I did make it to the hoof clinic last weekend and didn't learn so much about hoof trimming as I did conformation but I took pictures so you could see just what a well trimmed hoof looks like. Notice the rectangular appearance and that the heel is level with the toe.
It is a temptation to take more off the heel than the toes. Though if you aren't consistent with trimming, you may have to leave the heel long as you work a little at a time on the toe. This being over a course of weeks. The blood flow keeps up with the growth in the toes and you'll cause your doe or buck to go lame if you trim to much too quick. Not to mention cause the hoof to bleed opening it to infection.
You can see just why the letting the feet down to check to see that each side of the hoof is level is so important when you have a goat like Chicory. I didn't trim her feet the latter part of her pregnancy because she was rather large if you recall. If I'd of picked up a foot, she'd of fallen over, needing all four to bear the weight.

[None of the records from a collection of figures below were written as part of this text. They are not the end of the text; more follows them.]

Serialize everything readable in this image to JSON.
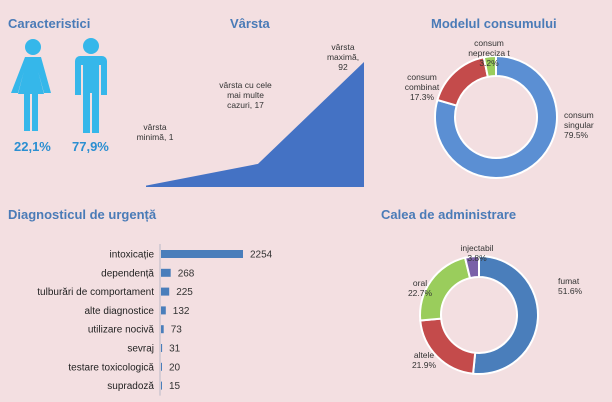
{
  "sections": {
    "characteristics": "Caracteristici",
    "age": "Vârsta",
    "consumption": "Modelul consumului",
    "diagnosis": "Diagnosticul de urgență",
    "administration": "Calea de administrare"
  },
  "gender": {
    "female_pct": "22,1%",
    "male_pct": "77,9%",
    "female_color": "#35b7ea",
    "male_color": "#35b7ea"
  },
  "chart_data": [
    {
      "type": "area",
      "title": "Vârsta",
      "annotations": [
        {
          "text": "vârsta minimă, 1",
          "value": 1
        },
        {
          "text": "vârsta cu cele mai multe cazuri, 17",
          "value": 17
        },
        {
          "text": "vârsta maximă, 92",
          "value": 92
        }
      ],
      "values": [
        1,
        17,
        92
      ],
      "color": "#4472c4"
    },
    {
      "type": "pie",
      "title": "Modelul consumului",
      "slices": [
        {
          "label": "consum singular",
          "value": 79.5,
          "display": "79.5%",
          "color": "#5b8fd3"
        },
        {
          "label": "consum combinat",
          "value": 17.3,
          "display": "17.3%",
          "color": "#c44b4b"
        },
        {
          "label": "consum nepreciza t",
          "value": 3.2,
          "display": "3.2%",
          "color": "#9acd5c"
        }
      ]
    },
    {
      "type": "bar",
      "title": "Diagnosticul de urgență",
      "categories": [
        "intoxicație",
        "dependență",
        "tulburări de comportament",
        "alte diagnostice",
        "utilizare nocivă",
        "sevraj",
        "testare toxicologică",
        "supradoză"
      ],
      "values": [
        2254,
        268,
        225,
        132,
        73,
        31,
        20,
        15
      ],
      "color": "#4a7ebb"
    },
    {
      "type": "pie",
      "title": "Calea de administrare",
      "slices": [
        {
          "label": "fumat",
          "value": 51.6,
          "display": "51.6%",
          "color": "#4a7ebb"
        },
        {
          "label": "altele",
          "value": 21.9,
          "display": "21.9%",
          "color": "#c44b4b"
        },
        {
          "label": "oral",
          "value": 22.7,
          "display": "22.7%",
          "color": "#9acd5c"
        },
        {
          "label": "injectabil",
          "value": 3.8,
          "display": "3.8%",
          "color": "#7a60a8"
        }
      ]
    }
  ]
}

And as I trim, I have to try and make the inside half of the hoof shorter than the outside. That is where I need to do some major catching up as you can see. Perfection isn't going to happen. That is why we were able to buy this sweetheart because she had bad feet and weak pasterns. The weak pasterns I've solved, the feet - not even close. Hopefully this week I'll get her done again and can start getting her feet in better shape.
For now, I'm going to go outside again and begin working on this big heap of manure that needs to go into the garden.